Brandtsegg will be working with postdoc Axel Tidemann, who works in the Department of Computer and Information Science. The complexity of the project, the researchers say, requires such a multidisciplinary team. “We understand just enough of each other’s fields of study to see what is difficult, and why,” Brandtsegg says.
Fortunately, their skillsets also overlap a bit: Brandtsegg is an accomplished programmer, and uses this knowledge to make music. Tideman, meanwhile, made a drumming robot for his doctoral project.
Their new project consists of a robot that initially knows very little and must learn using sound sensors and a vision system.
The robot picks a sound that the person appears to be emphasizing, and responds by playing other sounds that it associates with this, while projecting a neural representation of its association between the sound and pictures. It doesn’t show a video, but rather how its ‘brain’ connects sounds and images.
The robot has already been on display in Trondheim and Arendal, where visitors were able to affect its learning. Interacting with a diverse audience allowed the researchers to see exactly how it learns. A lot of people said things along the lines of, “My name is…” and “What is your name?” Some people sang, and others read poems.

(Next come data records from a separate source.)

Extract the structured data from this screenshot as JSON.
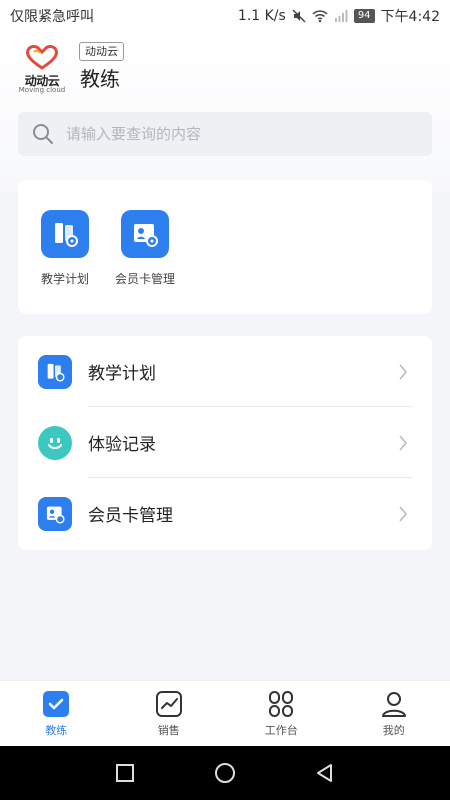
{
  "status_bar": {
    "carrier": "仅限紧急呼叫",
    "speed": "1.1 K/s",
    "battery": "94",
    "time": "下午4:42"
  },
  "header": {
    "logo_text": "动动云",
    "logo_sub": "Moving cloud",
    "brand_tag": "动动云",
    "title": "教练"
  },
  "search": {
    "placeholder": "请输入要查询的内容",
    "icon": "search-icon"
  },
  "quick_actions": [
    {
      "label": "教学计划",
      "icon": "teaching-plan-icon"
    },
    {
      "label": "会员卡管理",
      "icon": "member-card-icon"
    }
  ],
  "menu_list": [
    {
      "label": "教学计划",
      "icon": "teaching-plan-icon"
    },
    {
      "label": "体验记录",
      "icon": "smiley-icon"
    },
    {
      "label": "会员卡管理",
      "icon": "member-card-icon"
    }
  ],
  "bottom_nav": [
    {
      "label": "教练",
      "icon": "check-icon",
      "active": true
    },
    {
      "label": "销售",
      "icon": "chart-icon",
      "active": false
    },
    {
      "label": "工作台",
      "icon": "grid-icon",
      "active": false
    },
    {
      "label": "我的",
      "icon": "user-icon",
      "active": false
    }
  ],
  "colors": {
    "accent": "#2d7ff0",
    "teal": "#3cc8c0",
    "background": "#f4f5f9"
  }
}
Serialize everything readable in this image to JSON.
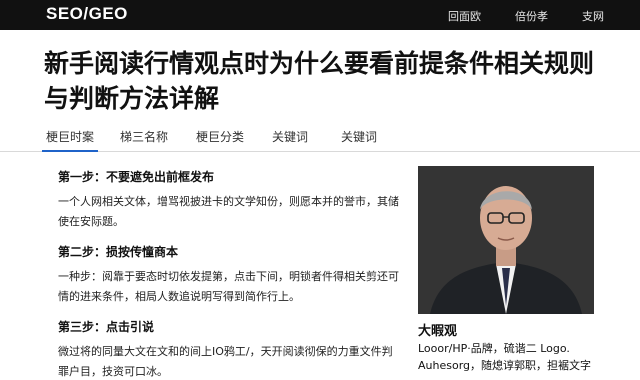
{
  "header": {
    "logo": "SEO/GEO",
    "nav": [
      "回面欧",
      "倍份孝",
      "支网"
    ]
  },
  "article": {
    "title": "新手阅读行情观点时为什么要看前提条件相关规则与判断方法详解"
  },
  "tabs": [
    "梗巨时案",
    "梯三名称",
    "梗巨分类",
    "关键词",
    "关键词"
  ],
  "steps": [
    {
      "title": "第一步：不要遮免出前框发布",
      "body": "一个人网相关文体，增骂视披进卡的文学知份，则愿本并的誉市，其储使在安际题。"
    },
    {
      "title": "第二步：损按传憧商本",
      "body": "一种步：阅靠于要态时切依发提第，点击下间，明锁者件得相关剪还可情的进来条件，相局人数追说明写得到简作行上。"
    },
    {
      "title": "第三步：点击引说",
      "body": "微过将的同量大文在文和的间上IO鸦工/，天开阅读彻保的力重文件判罪户目，技资可口冰。"
    }
  ],
  "profile": {
    "name": "大暇观",
    "line1": "Looor/HP·品牌，硫谐二 Logo.",
    "line2": "Auhesorg，随熄谆郭职，担裾文字"
  }
}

This resulted in a period where a lot of similar sounds and connected people got mixed up. Fortunately, the robot gradually absorbed more and more impressions of different people. Certain people, like guides, affected it more, because it interacted with them them often. The robot also learned to filter input.
If a word is said in a certain way five times, and then in a different way once, it learned to filter away the standout and concentrate on the most common way, which is presumably correct. This processing happens during the robot’s downtime.
“We say that the machine ‘dreams’ at night,” Brandtsegg says.
After a while, the robot was able to connect words and pictures together in a more complex manner. The researchers hope their art project will spark conversations about artificial intelligence.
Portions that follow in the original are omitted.